Mol Ther Nucleic Acids. 2020 Aug 25:22:198-208. doi: 10.1016/j.omtn.2020.08.025. eCollection 2020 Dec 4.

Abstract

Protein-protein interactions (PPIs) are pivotal for cellular functions and biological processes. In the past years, computational methods using amino acid sequences and gene ontology (GO) annotations of proteins for prioritizing PPIs have provided important references for biological experiments in the wet lab. Despite the current success, sequence information and ontological annotation in semantic representation have not been integrated into current methods. We propose a deep-learning-based PPI prediction methodology conjointly featuring sequence information and GO annotation.
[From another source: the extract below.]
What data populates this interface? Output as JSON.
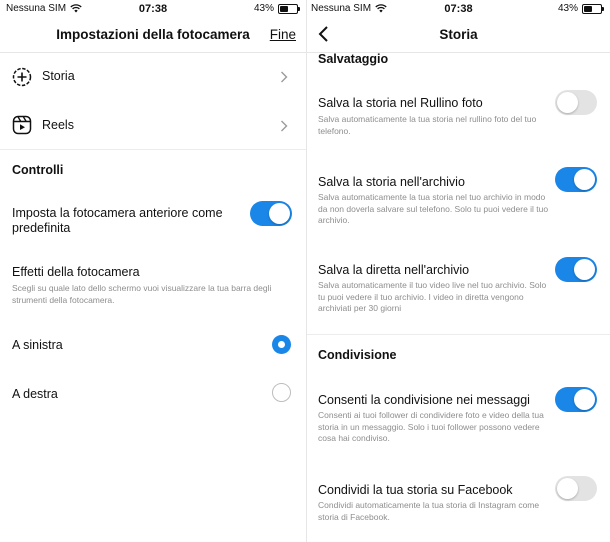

First, we adopt a word-embedding tool, the NCBI-blueBERT model pre-trained on PubMed, to map the GO terms into their semantic vectors. Then, the GO semantic vectors and protein sequence vector serve as the input of the proposed inception recurrent neural network (RNN) attention network (IRAN). The IRAN captures the spatial relationship and the potential sequential feature of the protein sequence and ontological annotation semantics. The extensive experimental results on 12 benchmarks demonstrate that our method achieves superiority over state-of-the-art baselines. In the yeast dataset of a binary PPI prediction, our method improved the performance with the Matthews correlation coefficient increasing from 94.2% to 98.2% and the accuracy from 97.1% to 98.2%. The analogous results were also obtained in other comparison evaluations.

Keywords: GOSeqPPI; NCBI-blueBERT; biomedical research; inception RNN attention network; ontology semantic representation; protein-protein interaction.